An exhaust is shown touching the ground with broken hangers.

Scraping

Does it sound like there’s some metal dragging underneath your vehicle? That’s because there might be some metal dragging underneath your vehicle. The exhaust system is attached to the vehicle by a number of brackets and bolts, any of which can fail and leave you scraping components across the asphalt. Confirming this diagnosis is as easy as sticking your head under the chassis to inspect for any conspicuously low-hanging parts.

Humming/Ticking

If the vehicle produces a humming or ticking noise when starting up, which disappears when the vehicle warms up, your exhaust could be the culprit. This usually points to an issue with the manifold and could be related to anything from loose (or broken) nuts and bolts to a damaged manifold or gasket. Often, a loose oxygen sensor is to blame.

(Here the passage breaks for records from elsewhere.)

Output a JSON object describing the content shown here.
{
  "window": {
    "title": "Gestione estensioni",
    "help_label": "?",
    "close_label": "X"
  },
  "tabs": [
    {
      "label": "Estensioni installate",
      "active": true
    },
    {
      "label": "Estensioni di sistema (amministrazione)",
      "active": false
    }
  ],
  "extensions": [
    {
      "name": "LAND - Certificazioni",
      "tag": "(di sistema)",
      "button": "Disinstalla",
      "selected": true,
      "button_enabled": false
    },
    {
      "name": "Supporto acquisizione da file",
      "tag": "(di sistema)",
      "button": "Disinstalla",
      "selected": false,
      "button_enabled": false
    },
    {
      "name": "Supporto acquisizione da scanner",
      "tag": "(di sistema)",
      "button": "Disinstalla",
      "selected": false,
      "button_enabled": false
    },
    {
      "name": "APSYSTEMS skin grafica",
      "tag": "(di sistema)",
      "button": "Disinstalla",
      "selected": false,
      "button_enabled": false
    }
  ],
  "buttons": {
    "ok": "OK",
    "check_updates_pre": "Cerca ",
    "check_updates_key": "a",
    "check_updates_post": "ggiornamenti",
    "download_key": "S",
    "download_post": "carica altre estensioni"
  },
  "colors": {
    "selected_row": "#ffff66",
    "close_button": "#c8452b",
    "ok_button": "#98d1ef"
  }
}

Pay Attention to Your Exhaust

Honing a few key senses to diagnose exhaust issues can pay dividends when it comes time for your next repair. Of course, it’s important to have a solid frame of reference against which to compare future issues, so it’s never a bad idea to take stock of what your vehicle sounds/smells and looks like when in proper working order as a point of comparison. Taking a little time to get acquainted with your vehicle will make it much easier to quickly diagnose any changes that could serve as early warning signs of potentially serious or expensive problems down the road.

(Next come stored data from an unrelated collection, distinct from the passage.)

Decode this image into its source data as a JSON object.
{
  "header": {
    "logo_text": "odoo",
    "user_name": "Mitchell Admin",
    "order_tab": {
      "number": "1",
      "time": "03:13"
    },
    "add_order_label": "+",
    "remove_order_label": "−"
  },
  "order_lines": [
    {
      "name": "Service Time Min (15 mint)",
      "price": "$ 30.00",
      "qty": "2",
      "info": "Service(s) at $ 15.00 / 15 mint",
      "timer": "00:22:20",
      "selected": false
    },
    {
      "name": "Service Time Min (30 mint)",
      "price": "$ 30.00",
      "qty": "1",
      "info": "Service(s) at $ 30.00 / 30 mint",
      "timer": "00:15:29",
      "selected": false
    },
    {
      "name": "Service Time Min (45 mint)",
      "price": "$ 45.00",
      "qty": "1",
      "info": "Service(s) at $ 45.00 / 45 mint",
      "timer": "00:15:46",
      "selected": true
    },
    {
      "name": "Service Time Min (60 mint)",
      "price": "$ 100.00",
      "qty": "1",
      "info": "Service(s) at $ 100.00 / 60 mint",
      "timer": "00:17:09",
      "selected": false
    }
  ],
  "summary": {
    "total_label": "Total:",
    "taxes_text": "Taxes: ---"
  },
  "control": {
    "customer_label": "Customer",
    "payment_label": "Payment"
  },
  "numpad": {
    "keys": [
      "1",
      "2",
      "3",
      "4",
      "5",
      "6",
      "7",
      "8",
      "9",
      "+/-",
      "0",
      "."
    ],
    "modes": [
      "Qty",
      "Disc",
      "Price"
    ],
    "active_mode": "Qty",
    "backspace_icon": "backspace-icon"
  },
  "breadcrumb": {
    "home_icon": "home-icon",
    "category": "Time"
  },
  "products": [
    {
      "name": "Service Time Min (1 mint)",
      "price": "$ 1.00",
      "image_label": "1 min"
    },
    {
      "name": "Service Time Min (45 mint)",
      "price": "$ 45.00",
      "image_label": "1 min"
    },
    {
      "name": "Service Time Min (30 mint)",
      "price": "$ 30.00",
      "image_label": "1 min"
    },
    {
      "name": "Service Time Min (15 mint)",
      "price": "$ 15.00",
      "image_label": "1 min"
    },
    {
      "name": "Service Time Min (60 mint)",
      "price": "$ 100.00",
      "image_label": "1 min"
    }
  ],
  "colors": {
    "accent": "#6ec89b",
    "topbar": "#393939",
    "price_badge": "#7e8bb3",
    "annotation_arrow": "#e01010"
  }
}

The sounds, smells, and sights we’ve described above are a good starting point when trying to pinpoint potential exhaust issues, but further diagnostics are often called for. There are a number of at-home tests drivers can perform to narrow things down, including using tools like OBDII diagnostic trouble code readers to measure oxygen levels and airflow, but if you suspect a serious issue or simply don’t have the time for the DIY approach, your local exhaust shop can be a great resource. These pros have likely dealt with every exhaust issue under the sun and while many exhaust issues can be diagnosed from the comfort of your own driveway, sometimes there’s just no substitute for experience.